Network Slicing (NS) is a key enabler to support 5G network services on‐demand. However, since NS is a result of the recent advancement in Software‐Defined Networking and Network Function Virtualization, it introduces new security issues which include attacks against an NS instance within an operator network and interslice security threats. In this scenario, identifying and mitigating attacks in real‐time is of paramount importance to improve security aspects. However, it is far from being straightforward. Therefore, this work proposes the FrameRTP4, a P4‐based framework that aims to deliver real‐time attack detection and mitigation mechanisms in 5G NS scenarios. For this, it provides a P4‐based switch that implements an Service Function Chaining protocol layer, an efficient and scalable Access Control List for the detection and mitigation of known attacks, and a monitoring system aiming to reduce the overhead induced on the control channel. Furthermore, it delivers an orchestrator that aims to control all switches in order to enable lifecycle management of NS instances and P4 table rules. Besides, it also performs some autonomous tasks such as the wildcard rules generation and the detection of new threats by using machine learning algorithms.
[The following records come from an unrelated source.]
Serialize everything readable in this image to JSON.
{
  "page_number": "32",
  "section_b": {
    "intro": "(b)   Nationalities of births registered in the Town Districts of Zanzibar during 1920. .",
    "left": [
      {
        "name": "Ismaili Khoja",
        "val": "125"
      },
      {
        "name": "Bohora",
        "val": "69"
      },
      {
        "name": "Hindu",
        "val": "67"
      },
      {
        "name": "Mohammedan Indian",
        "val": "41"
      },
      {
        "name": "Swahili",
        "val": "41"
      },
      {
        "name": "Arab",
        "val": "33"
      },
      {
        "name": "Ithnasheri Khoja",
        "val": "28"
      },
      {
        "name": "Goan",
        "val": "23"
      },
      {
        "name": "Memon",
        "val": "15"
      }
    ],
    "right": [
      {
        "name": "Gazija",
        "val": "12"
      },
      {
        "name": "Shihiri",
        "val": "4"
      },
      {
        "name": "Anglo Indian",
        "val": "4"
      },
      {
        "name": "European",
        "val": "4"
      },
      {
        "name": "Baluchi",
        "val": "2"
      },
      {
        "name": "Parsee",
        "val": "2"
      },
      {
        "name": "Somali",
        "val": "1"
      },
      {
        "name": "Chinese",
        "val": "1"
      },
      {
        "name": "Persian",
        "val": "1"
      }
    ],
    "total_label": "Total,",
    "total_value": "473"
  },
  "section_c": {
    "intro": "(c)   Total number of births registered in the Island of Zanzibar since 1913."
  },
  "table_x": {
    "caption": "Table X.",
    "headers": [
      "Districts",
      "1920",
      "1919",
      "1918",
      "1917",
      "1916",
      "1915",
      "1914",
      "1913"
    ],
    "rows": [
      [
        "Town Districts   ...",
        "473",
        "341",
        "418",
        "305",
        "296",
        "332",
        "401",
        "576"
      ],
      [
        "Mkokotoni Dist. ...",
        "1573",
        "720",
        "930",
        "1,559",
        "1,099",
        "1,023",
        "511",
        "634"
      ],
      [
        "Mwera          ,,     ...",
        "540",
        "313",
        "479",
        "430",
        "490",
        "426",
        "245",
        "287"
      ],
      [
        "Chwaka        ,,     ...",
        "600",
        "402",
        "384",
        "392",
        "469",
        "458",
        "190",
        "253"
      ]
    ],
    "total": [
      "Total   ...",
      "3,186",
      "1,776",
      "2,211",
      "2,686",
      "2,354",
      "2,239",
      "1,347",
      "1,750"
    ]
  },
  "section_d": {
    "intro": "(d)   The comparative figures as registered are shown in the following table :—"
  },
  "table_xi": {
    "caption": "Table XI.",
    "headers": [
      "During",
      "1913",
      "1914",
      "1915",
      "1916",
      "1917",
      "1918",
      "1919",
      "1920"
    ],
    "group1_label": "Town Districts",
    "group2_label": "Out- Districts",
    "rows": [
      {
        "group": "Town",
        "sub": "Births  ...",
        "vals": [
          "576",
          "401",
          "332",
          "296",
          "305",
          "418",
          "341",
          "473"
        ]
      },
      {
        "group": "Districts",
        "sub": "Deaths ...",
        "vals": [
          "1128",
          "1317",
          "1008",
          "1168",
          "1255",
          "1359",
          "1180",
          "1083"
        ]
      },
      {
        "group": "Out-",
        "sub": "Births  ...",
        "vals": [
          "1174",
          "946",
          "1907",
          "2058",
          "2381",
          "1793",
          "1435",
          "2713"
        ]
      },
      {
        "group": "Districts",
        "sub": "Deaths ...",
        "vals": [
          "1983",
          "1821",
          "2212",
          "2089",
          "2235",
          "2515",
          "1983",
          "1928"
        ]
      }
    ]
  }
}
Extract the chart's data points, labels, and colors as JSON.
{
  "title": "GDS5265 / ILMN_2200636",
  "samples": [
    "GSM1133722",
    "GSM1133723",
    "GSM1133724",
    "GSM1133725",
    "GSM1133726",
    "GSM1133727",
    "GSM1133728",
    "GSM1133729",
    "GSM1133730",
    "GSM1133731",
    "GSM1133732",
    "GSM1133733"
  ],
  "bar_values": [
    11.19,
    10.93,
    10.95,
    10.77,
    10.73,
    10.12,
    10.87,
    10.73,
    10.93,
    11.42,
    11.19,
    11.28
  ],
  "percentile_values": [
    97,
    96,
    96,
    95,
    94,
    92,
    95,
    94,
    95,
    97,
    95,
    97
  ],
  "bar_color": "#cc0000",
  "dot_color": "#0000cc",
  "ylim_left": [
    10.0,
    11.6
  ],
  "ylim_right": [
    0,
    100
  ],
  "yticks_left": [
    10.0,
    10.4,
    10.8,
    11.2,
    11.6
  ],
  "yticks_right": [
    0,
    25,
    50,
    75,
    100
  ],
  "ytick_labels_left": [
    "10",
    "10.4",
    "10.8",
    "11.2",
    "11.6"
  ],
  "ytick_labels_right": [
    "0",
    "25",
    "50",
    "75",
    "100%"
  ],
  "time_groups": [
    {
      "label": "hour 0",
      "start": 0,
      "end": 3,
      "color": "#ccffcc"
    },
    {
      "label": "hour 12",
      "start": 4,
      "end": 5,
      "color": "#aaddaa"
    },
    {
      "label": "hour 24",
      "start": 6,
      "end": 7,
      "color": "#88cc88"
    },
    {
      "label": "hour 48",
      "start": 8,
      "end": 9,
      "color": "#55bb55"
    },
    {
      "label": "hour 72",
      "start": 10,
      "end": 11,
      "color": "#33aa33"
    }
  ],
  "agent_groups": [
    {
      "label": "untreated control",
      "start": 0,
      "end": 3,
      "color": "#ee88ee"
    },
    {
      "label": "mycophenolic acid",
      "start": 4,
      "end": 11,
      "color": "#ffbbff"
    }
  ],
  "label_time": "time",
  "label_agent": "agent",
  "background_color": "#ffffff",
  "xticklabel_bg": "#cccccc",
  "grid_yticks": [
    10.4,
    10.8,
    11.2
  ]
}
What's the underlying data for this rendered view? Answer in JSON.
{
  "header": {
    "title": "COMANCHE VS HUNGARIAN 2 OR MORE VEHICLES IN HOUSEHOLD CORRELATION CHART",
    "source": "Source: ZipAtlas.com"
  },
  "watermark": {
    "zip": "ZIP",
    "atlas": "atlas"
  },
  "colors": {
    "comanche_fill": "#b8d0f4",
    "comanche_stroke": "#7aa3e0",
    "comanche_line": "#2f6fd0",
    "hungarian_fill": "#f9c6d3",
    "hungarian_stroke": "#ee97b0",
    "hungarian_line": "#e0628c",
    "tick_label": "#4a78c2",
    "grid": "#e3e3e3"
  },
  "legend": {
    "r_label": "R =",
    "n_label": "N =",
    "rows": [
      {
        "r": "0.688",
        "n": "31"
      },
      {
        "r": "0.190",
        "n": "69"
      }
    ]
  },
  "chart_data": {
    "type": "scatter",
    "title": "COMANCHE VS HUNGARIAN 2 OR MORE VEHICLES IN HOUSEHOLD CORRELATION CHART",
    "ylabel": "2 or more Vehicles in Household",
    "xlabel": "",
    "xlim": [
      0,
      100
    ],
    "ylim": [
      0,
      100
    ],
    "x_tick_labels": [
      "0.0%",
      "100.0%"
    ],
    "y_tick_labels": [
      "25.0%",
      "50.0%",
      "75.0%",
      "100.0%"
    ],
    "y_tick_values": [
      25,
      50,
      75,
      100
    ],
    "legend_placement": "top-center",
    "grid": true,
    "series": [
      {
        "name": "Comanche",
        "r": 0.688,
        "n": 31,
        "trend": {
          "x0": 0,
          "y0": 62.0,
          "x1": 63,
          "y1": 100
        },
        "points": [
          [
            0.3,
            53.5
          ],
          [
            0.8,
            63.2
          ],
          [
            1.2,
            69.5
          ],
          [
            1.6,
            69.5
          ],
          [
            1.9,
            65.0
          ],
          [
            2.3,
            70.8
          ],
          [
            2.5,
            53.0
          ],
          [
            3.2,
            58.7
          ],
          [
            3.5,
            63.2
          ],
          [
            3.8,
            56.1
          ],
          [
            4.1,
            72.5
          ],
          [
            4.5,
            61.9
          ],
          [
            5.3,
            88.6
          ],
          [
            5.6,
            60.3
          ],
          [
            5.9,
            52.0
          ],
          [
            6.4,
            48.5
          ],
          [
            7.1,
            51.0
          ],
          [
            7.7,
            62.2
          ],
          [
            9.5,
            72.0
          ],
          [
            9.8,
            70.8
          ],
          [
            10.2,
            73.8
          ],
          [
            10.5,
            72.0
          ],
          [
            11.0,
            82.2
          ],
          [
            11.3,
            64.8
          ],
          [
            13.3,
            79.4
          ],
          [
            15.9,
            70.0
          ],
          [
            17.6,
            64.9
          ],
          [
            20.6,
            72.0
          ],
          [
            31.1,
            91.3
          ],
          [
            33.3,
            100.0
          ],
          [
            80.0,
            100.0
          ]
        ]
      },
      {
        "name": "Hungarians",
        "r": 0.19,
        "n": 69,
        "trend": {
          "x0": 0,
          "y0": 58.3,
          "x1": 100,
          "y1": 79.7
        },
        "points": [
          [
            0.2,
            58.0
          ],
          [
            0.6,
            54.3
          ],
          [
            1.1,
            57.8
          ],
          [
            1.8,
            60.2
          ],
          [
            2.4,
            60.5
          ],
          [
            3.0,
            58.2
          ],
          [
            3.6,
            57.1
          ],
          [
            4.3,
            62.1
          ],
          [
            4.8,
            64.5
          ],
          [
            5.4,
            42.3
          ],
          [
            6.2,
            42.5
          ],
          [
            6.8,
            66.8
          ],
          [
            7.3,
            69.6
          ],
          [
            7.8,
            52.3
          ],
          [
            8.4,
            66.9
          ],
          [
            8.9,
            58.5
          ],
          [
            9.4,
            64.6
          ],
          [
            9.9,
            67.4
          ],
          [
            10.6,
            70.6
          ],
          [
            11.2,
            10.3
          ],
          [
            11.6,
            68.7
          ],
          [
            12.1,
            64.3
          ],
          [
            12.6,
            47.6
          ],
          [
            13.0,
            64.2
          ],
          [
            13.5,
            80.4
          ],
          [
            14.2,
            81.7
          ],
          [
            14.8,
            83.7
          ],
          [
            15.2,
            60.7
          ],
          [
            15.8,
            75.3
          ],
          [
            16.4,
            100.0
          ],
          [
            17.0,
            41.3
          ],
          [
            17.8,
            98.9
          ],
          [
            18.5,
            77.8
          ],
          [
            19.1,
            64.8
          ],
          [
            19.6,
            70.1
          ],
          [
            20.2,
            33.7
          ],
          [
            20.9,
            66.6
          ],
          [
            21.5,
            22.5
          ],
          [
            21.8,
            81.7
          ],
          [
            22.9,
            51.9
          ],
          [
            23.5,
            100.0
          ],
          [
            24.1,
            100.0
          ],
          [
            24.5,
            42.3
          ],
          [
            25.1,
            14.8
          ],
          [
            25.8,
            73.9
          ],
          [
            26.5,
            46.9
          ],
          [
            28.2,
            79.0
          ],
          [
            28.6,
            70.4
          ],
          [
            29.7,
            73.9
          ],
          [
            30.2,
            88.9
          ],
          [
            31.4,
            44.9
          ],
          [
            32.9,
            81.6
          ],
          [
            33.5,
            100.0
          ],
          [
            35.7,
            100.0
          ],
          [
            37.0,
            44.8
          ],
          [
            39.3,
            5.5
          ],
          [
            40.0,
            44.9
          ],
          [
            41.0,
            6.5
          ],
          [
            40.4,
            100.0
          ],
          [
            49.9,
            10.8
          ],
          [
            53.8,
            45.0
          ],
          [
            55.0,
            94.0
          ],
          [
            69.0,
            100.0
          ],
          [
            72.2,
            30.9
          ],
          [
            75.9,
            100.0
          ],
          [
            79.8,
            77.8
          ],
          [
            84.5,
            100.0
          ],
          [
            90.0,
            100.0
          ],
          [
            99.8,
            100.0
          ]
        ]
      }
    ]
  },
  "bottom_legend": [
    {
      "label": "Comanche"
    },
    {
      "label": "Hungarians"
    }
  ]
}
Preliminary results point to the potential benefits of FrameRTP4 to be part of a 5G NS infrastructure.

中文翻译：

---

一种用于5G网络切片的实时攻击防御框架

网络切片 (NS) 是支持 5G 网络按需服务的关键推动因素。然而，由于 NS 是软件定义网络和网络功能虚拟化最近进步的结果，它引入了新的安全问题，包括对运营商网络内 NS 实例的攻击和切片间安全威胁。在这种情况下，实时识别和减轻攻击对于提高安全性至关重要。然而，这远非直截了当。因此，这项工作提出了 FrameRTP4，这是一个基于 P4 的框架，旨在在 5G NS 场景中提供实时攻击检测和缓解机制。为此，它提供了一个基于 P4 的交换机，该交换机实现了服务功能链协议层，用于检测和缓解已知攻击的高效且可扩展的访问控制列表，以及旨在减少控制通道上引起的开销的监控系统。此外，它提供了一个协调器，旨在控制所有交换机，以启用 NS 实例和 P4 表规则的生命周期管理。此外，它还通过使用机器学习算法执行一些自主任务，例如通配符规则生成和新威胁检测。初步结果表明 FrameRTP4 作为 5G NS 基础设施的一部分的潜在好处。它还执行一些自主任务，例如通配符规则生成和使用机器学习算法检测新威胁。初步结果表明 FrameRTP4 作为 5G NS 基础设施的一部分的潜在好处。它还执行一些自主任务，例如通配符规则生成和使用机器学习算法检测新威胁。初步结果表明 FrameRTP4 作为 5G NS 基础设施的一部分的潜在好处。